Why I subscribe to Aaron Karo’s newsletter, "Ruminations" is beyond me. Perhaps I like the nearly apoplectic feelings of anger it arouses in my heart. Now, as a disclaimer– I don’t have a problem with Karo himself. He seems like a reasonably nice guy, and he is funny on occasion. In fact, in that fun Jewish Geography way, a couple of my friends went to high school with him (POBJFKHS, baby). But what really pisses me off about him is something I’m going to call the Karo Ethic.
In addition to the newsletter, which appears in my box at random moments (once a month? feels like more than that), Karo has written several books about college and twentysomething life. God bless. I wish I had that kind of diligence. Basically, he’s a guy from Long Island who went away to college (U. Penn) and started sending out group emails full of Seinfeld-esque observations on the nature of the college experience. Pretty soon, everyone thought he was really funny, and he amassed a following at colleges across the country. That translated into book #1, Ruminations on College Life.
Then Karo graduated and moved to a cookie cutter apartment in Manhattan. He kept ruminating, and that turned into Book #2, Ruminations on Twentysomething Life (due out in May 2005).

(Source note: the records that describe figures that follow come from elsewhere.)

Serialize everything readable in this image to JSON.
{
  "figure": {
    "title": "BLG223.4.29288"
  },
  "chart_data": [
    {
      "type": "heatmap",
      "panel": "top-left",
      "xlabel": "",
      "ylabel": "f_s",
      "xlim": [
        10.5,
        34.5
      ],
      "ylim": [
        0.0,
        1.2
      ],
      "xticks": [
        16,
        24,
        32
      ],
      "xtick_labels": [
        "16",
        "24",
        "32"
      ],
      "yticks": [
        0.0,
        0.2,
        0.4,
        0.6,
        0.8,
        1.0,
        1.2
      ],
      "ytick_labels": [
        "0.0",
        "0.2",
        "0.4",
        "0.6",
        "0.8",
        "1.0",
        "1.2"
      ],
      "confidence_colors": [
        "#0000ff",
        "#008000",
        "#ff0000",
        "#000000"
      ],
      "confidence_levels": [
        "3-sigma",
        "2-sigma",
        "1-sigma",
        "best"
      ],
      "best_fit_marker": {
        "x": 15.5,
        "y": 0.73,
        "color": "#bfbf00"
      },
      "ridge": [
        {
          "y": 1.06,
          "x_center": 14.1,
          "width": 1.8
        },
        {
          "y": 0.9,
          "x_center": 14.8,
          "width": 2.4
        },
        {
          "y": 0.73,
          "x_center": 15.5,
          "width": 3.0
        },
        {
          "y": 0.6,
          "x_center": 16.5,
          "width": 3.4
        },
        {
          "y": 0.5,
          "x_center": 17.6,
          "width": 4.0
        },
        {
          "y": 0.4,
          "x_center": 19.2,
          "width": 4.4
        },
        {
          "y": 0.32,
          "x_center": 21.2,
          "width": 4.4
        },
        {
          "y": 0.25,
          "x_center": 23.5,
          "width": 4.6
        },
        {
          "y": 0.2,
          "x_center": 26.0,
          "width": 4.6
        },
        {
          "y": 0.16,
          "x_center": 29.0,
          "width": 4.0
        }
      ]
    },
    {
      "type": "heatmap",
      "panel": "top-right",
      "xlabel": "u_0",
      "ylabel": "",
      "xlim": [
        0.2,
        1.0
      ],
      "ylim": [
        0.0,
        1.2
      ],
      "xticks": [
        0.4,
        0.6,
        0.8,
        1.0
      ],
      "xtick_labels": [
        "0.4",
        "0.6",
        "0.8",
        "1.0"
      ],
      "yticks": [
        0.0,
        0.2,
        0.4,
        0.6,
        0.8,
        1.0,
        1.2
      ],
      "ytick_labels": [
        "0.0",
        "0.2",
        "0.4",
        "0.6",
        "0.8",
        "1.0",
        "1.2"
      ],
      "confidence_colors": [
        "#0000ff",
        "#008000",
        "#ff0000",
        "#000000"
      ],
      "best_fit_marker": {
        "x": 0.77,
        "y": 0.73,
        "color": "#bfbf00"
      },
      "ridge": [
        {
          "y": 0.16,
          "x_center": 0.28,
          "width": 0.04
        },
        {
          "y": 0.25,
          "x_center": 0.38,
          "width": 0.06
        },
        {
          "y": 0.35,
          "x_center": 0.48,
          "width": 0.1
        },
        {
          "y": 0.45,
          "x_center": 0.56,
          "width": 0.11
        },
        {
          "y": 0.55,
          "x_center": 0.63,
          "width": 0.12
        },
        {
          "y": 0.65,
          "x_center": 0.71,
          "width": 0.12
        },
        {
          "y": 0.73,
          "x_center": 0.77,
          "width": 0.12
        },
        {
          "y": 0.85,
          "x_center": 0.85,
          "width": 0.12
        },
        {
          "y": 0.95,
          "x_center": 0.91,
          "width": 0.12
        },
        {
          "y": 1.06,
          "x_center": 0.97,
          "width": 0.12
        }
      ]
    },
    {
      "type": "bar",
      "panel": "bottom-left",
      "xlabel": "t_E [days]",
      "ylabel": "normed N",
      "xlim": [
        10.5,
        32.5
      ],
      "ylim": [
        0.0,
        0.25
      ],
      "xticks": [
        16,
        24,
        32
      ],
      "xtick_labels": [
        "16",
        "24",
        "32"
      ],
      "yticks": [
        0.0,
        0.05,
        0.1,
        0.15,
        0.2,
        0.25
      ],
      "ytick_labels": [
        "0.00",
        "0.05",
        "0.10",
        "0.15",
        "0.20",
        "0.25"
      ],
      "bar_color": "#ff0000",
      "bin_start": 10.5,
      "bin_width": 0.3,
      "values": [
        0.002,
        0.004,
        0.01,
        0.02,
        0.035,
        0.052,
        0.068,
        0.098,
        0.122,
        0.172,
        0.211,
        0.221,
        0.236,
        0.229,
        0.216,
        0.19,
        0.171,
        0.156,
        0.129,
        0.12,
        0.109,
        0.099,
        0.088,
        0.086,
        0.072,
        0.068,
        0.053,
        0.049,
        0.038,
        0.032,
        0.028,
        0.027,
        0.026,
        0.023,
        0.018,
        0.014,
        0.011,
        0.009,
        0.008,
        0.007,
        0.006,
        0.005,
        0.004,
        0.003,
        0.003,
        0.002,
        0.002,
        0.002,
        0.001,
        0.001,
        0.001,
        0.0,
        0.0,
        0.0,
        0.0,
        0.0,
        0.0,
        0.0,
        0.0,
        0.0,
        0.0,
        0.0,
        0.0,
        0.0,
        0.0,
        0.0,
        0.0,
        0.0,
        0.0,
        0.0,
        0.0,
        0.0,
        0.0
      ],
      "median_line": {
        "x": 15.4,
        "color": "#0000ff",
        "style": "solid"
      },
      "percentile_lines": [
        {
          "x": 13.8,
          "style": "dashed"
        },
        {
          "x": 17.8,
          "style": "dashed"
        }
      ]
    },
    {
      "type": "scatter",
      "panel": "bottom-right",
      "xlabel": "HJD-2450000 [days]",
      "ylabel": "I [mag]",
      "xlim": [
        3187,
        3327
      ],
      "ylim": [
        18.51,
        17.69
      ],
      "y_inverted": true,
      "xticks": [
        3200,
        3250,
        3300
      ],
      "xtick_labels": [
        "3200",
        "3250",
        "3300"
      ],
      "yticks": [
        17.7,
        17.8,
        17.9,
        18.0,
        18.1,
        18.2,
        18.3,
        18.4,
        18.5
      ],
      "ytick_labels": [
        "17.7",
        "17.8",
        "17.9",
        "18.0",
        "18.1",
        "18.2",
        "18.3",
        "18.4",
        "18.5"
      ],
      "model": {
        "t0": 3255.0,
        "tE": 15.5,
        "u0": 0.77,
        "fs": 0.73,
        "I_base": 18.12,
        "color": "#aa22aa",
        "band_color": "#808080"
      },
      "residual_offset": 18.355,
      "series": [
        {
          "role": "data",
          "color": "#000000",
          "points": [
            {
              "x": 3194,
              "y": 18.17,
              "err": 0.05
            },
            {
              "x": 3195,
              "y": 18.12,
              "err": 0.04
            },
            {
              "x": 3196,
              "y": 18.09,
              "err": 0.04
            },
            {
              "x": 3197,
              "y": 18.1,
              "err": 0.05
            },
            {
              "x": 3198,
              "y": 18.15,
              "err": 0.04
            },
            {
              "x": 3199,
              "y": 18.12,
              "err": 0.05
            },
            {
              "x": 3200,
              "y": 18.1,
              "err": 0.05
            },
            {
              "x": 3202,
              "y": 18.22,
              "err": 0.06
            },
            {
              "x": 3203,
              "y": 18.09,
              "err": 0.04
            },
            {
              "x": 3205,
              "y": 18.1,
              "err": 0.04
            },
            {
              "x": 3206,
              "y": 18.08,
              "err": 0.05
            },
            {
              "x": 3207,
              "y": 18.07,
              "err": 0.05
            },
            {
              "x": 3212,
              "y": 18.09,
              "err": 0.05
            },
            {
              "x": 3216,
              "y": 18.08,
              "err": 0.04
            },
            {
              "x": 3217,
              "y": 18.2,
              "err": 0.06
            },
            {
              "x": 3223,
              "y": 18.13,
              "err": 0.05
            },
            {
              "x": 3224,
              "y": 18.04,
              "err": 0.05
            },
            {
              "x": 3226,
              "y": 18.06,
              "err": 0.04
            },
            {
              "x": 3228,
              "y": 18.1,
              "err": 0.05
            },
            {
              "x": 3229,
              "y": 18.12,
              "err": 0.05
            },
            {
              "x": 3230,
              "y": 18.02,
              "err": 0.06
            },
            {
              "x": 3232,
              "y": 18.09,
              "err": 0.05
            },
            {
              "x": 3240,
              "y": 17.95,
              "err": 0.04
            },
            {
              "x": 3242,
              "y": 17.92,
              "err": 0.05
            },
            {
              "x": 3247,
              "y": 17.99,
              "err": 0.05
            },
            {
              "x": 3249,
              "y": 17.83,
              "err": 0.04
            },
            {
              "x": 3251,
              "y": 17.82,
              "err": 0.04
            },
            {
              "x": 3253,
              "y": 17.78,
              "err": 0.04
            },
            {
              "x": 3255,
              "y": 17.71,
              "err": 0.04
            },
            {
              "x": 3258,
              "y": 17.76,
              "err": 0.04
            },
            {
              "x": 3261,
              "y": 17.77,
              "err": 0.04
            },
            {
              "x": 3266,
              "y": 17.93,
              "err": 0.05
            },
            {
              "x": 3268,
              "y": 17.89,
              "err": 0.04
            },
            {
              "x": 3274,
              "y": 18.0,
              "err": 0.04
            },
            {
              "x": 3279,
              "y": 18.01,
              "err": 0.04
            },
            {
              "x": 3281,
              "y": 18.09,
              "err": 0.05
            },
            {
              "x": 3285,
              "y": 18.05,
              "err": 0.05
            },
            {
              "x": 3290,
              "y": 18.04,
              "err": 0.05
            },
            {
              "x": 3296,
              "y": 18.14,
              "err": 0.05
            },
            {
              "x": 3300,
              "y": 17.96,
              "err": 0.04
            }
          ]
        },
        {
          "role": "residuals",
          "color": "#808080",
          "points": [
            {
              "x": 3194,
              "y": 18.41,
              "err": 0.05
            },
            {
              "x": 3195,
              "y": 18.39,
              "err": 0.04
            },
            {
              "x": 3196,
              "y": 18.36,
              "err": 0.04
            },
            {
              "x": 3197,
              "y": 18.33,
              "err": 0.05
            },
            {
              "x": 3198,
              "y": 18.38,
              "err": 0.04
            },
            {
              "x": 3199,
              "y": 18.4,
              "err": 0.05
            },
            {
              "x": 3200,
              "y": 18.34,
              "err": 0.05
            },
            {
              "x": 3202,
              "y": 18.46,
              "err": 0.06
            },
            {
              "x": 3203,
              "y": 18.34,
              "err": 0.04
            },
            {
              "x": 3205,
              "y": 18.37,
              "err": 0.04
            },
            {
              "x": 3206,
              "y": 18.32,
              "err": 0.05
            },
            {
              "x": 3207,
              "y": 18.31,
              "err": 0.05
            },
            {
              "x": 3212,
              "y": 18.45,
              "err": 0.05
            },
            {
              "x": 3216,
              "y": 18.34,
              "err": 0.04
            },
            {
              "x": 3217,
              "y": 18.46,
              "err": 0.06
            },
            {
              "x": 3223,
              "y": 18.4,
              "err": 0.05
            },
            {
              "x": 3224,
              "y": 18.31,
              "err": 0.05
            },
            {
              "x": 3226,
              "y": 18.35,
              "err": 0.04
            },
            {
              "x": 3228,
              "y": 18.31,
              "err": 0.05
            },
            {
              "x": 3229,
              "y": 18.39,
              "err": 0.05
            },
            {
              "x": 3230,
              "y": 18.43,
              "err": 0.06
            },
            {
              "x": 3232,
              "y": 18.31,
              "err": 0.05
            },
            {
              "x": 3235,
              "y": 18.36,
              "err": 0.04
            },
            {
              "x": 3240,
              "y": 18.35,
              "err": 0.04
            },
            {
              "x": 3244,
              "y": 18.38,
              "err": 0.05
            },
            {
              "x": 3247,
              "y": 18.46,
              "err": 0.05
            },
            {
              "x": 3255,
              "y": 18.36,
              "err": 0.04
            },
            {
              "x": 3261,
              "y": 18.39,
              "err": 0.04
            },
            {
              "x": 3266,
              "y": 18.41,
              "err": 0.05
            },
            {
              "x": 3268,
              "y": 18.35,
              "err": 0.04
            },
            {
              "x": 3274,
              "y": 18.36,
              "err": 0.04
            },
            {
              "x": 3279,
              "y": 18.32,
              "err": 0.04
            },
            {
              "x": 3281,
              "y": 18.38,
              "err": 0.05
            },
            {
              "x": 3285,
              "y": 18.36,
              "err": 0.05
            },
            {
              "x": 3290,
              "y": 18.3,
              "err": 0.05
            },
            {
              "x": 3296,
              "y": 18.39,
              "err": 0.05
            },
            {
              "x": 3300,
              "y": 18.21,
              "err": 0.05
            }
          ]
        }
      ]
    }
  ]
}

Now, he has just informed us, his loyal subscribers, that Twentieth Century Fox has signed him on to write a sitcom based on his column called "The Whatever Years." He breaks the news in typical Karo style:
‘"The Whatever Years" features some of your favorite characters from my RUMINATIONS column – me, my roommate Brian, and our friends the Triplets – and details our exploits as recovering frat boys running wild through New York City. And if even one of the Triplets gets a hand job for having a sitcom character based upon him, it will make the whole experience worthwhile.’
Now that is pure class.
But I haven’t yet said why I’m so infuriated by Karo. Here it comes: it’s his tag line, "Writing what you’re thinking since 1997." I resent the fact that as a white, upper-middle-class, Ivy League-educated Jew from Long Island, Karo assumes he is speaking for me. But I get really mad when I think that Karo presumes to speak on behalf of ALL twenty-somethings living on their own in the big city. I resent the fact that my generation has been assigned Karo as our spokesperson. I resent the fact that the popularity of Karo establishes an official mainstream voice and set of experiences and reactions to the world, which relegates any competing narratives to the margins. I resent the fact that Karo legitimizes a set of male sexual ethics that forces girls to adhere to a new version of the Madonna/Whore archetype. Either these girls become sanctified "girlfriends" (on the road to cookie cutter matrimony) or they are just girls to fuck around with, nameless, unidentified, synecdochical (who do you think is giving that Triplet that hand job?).
Finally, Karo represents a value system that paradoxically values a person’s level of education (where you went to school, what kind of graduate degree you have) while disdaining any serious intellectual engagement. The degree flaunted from the prestigious college becomes more a way of saying "look at what an amazing school I went to and look at how little I learned while I was there." In this Karo universe, ignorance becomes a badge of honor.
By the way– he notes on his website that his column became required reading in a college course in Austria. Dude, did you ever think maybe the professor is so appalled by the current state of American campus life that s/he’s using you as an example of the Decline of the American Mind?
And most egregiously– Karo claims to have invented the slang term "fuck me." Actually, the first time I remember hearing this phrase was in "Robin Hood, Prince of Thieves" (1991). The line is uttered by Will Scarlett (Christian Slater), upon seeing that one of the other characters (Azeem? Robin?) has managed to catapault himself over the castle walls: "Fuck me, he cleared it."